28 juin 2019

Un parc avec vue

Olivier Barthès, responsable de l’intendance du Signal de Bougy (VD), nous fait voir les coulisses du seul Parc Pré Vert de Suisse romande. Du bouturage des vivaces à la réparation des toboggans, il met la main à tout!

Le Signal de Bougy offre une vue splendide sur le Léman.
Le Signal de Bougy offre une vue splendide sur le Léman.

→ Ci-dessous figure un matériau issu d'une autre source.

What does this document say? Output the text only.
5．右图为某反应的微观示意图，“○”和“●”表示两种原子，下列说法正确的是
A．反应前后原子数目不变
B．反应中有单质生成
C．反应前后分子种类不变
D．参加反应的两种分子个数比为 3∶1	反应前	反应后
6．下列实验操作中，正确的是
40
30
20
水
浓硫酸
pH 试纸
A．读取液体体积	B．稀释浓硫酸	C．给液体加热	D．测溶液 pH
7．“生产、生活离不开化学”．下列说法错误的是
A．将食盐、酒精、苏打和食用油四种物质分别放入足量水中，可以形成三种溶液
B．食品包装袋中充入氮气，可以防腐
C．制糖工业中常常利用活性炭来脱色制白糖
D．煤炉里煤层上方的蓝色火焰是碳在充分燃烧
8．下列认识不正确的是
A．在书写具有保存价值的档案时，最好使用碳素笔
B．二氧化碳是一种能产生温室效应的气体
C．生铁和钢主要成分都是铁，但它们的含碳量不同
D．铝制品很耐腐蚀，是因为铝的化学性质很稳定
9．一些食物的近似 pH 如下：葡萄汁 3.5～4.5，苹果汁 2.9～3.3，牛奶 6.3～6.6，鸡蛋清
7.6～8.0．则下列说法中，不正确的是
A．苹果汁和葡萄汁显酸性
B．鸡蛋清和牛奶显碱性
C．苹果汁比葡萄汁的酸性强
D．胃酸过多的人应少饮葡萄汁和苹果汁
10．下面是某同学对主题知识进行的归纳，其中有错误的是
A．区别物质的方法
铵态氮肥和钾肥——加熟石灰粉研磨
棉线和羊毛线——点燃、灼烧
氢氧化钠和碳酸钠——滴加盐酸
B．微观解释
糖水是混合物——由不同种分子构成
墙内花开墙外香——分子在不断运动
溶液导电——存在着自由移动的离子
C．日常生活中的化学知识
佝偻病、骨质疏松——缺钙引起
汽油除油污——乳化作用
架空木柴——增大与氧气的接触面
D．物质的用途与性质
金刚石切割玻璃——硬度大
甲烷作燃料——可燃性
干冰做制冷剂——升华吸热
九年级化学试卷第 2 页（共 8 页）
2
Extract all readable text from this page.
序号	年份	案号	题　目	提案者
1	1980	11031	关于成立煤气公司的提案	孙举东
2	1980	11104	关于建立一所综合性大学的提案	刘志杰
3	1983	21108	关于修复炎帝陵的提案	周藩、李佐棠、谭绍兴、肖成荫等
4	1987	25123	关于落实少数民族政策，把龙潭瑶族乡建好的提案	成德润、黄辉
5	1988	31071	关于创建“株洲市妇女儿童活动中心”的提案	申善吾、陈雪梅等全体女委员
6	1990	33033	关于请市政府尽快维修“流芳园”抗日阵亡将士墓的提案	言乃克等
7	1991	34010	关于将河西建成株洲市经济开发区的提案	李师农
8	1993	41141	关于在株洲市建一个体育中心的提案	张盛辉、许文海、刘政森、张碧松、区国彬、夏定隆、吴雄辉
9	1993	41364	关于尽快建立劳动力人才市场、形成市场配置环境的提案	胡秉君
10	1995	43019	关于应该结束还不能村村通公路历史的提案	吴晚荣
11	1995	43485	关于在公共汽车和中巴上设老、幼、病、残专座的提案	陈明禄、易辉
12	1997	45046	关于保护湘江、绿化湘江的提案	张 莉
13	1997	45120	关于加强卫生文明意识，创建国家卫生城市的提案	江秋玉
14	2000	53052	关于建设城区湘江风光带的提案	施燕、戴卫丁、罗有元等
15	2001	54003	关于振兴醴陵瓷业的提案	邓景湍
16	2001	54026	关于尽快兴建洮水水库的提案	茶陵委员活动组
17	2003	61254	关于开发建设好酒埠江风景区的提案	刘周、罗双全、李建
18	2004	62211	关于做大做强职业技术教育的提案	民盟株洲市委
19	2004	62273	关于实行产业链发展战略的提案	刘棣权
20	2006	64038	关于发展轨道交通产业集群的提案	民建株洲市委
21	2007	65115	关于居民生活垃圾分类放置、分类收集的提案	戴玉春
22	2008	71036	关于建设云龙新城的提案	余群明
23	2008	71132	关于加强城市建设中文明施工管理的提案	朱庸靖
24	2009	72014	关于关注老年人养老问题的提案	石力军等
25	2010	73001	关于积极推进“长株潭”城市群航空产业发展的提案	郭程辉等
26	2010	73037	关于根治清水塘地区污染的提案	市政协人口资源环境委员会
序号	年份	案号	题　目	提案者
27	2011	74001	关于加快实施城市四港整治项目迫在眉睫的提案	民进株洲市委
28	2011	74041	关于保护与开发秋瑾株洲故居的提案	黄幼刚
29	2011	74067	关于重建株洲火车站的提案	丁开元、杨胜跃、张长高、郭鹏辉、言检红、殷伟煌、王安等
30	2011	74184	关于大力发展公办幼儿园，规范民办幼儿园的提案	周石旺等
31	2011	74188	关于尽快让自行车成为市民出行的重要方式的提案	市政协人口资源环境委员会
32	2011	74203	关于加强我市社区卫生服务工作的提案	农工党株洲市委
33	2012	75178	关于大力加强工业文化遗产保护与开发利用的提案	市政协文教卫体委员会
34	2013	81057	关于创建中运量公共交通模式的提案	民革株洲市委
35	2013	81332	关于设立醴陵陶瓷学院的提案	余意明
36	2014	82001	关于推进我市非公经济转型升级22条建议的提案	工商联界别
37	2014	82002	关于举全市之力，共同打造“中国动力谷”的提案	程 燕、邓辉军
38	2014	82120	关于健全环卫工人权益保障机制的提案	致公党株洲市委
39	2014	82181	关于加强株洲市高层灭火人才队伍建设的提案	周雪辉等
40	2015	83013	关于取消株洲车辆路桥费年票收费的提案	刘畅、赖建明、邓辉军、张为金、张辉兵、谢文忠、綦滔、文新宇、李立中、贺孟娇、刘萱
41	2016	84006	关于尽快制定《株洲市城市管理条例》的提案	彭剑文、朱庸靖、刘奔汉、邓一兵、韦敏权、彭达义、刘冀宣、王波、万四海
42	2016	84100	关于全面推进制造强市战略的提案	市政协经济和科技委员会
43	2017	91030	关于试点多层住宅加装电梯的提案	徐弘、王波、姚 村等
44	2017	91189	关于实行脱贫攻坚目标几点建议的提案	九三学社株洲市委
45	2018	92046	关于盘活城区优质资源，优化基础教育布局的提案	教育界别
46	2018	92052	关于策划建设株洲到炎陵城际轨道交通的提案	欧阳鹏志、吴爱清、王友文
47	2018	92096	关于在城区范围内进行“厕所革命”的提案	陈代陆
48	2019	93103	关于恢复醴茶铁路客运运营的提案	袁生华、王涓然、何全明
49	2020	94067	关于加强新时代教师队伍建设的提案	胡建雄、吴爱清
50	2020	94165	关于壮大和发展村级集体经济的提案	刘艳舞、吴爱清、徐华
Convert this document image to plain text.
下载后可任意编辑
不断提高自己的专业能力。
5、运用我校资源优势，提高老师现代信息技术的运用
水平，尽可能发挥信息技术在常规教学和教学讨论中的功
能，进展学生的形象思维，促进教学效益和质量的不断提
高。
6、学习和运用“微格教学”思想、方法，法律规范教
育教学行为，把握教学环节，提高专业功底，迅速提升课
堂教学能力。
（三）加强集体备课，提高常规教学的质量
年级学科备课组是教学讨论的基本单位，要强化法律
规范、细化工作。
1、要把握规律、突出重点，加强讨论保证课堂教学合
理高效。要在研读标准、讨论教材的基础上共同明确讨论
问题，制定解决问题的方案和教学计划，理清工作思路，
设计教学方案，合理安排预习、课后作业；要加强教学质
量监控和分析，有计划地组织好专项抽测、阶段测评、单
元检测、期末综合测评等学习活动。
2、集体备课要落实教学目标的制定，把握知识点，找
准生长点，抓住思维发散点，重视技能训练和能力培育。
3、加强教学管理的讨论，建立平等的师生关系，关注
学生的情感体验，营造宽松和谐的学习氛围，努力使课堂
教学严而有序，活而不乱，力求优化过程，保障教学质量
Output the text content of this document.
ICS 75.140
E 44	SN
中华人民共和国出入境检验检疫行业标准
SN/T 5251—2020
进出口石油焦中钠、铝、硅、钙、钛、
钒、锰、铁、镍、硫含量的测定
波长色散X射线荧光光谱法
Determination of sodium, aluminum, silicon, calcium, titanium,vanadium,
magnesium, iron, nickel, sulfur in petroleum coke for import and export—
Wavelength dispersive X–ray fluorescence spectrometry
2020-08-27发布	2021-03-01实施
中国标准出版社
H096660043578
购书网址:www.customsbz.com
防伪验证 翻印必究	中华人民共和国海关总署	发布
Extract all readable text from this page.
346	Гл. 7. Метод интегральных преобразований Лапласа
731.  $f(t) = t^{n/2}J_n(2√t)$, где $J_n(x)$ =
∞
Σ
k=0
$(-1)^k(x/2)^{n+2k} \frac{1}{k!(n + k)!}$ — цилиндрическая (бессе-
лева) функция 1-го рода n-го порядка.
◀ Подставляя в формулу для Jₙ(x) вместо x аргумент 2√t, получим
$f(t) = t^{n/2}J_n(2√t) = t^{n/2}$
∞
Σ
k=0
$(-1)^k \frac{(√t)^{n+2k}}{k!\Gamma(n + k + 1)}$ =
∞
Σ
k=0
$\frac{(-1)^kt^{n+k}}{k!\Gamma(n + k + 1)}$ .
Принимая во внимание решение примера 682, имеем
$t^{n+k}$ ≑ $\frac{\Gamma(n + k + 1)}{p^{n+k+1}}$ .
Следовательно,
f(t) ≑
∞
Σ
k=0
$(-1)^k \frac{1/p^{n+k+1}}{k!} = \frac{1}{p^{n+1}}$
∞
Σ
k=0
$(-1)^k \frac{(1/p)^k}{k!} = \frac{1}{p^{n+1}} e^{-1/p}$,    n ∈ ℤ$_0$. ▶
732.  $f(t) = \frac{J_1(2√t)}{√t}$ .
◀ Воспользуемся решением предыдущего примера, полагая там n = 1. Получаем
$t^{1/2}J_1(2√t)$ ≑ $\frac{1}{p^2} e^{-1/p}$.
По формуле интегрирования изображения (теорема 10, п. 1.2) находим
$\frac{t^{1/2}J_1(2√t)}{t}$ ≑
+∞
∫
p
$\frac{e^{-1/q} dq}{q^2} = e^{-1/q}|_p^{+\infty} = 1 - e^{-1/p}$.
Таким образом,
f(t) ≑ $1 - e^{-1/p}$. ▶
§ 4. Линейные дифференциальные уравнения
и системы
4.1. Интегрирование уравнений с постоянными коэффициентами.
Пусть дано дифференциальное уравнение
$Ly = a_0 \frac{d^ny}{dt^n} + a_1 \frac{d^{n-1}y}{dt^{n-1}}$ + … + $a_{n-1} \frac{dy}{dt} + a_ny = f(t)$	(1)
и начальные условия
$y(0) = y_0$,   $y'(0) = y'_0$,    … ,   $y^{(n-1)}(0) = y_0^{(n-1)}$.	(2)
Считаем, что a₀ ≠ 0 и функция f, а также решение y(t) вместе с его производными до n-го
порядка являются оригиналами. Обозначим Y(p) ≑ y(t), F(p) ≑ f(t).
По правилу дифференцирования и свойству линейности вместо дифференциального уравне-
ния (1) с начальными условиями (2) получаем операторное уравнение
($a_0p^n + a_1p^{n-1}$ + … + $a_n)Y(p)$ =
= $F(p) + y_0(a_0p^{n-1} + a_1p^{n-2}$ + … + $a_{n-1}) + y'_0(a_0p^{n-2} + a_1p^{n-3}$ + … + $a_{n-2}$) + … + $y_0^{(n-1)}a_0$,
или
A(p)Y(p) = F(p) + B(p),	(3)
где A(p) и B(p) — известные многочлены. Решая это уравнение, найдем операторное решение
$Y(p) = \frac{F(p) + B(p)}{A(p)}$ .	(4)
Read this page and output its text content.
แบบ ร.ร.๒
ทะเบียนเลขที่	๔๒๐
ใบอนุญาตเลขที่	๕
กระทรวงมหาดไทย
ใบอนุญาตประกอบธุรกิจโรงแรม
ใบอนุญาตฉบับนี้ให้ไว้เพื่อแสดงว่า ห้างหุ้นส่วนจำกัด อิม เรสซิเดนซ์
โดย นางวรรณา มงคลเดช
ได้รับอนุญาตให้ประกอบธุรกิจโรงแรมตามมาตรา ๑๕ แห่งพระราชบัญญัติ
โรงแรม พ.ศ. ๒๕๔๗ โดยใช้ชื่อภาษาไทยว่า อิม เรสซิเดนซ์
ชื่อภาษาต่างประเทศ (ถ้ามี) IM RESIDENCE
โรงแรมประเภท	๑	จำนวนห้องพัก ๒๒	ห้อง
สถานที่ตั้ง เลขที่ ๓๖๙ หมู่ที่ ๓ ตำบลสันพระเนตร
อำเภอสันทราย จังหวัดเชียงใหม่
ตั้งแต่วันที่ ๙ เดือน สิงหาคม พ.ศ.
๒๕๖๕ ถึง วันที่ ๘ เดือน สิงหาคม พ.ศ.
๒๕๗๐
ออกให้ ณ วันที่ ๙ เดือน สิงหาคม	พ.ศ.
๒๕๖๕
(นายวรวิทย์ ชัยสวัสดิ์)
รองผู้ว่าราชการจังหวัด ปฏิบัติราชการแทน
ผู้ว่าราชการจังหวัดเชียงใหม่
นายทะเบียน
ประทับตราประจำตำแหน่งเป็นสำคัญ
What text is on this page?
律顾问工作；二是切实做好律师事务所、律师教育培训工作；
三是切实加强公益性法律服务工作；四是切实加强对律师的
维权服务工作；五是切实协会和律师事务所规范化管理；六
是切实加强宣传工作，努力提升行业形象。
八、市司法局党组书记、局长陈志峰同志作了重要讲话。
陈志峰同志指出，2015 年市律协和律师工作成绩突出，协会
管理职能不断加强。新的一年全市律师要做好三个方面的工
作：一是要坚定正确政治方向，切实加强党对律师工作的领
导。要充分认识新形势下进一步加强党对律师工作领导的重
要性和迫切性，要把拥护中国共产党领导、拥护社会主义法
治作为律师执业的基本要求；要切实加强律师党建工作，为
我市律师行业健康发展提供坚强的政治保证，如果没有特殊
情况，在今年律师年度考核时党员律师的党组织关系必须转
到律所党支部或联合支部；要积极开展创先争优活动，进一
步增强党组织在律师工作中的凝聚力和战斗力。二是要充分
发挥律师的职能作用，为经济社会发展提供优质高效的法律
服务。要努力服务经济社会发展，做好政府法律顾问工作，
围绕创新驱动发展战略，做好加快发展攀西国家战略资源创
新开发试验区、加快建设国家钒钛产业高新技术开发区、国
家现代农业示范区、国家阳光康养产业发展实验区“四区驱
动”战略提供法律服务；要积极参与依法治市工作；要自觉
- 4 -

La journée au Parc Pré Vert du Signal de Bougy commence tôt. À 7 heures, Olivier Barthès est déjà sur place avec son équipe. En début de semaine, la tâche est lourde: remettre le parc en état, vider les cent vingt poubelles, nettoyer les quatre sanitaires, ramasser les papiers qui jonchent les terrasses et les places de pique-nique. «Après les week-ends de beau temps et de forte affluence, ranger prend toute une matinée», sourit Olivier Barthès.

Du Léman au Mont-Blanc

Un tatouage floral sur le bras gauche et le regard bleu acier, ce paysagiste de formation est devenu, en l’espace de dix ans, le responsable de l’intendance de l’ensemble du site: 110 hectares dont trente ouverts au public. «Il faut avoir l’œil à tout, heureusement j’ai six collègues passionnés et polyvalents! Il faut dire que le cadre est génial pour travailler. On a une vue sur le Léman jusqu’au Mont-Blanc. C’est un lieu qui nous inspire.»

Olivier Barthès, responsable de l’intendance du parc, gère un domaine de 110 hectares.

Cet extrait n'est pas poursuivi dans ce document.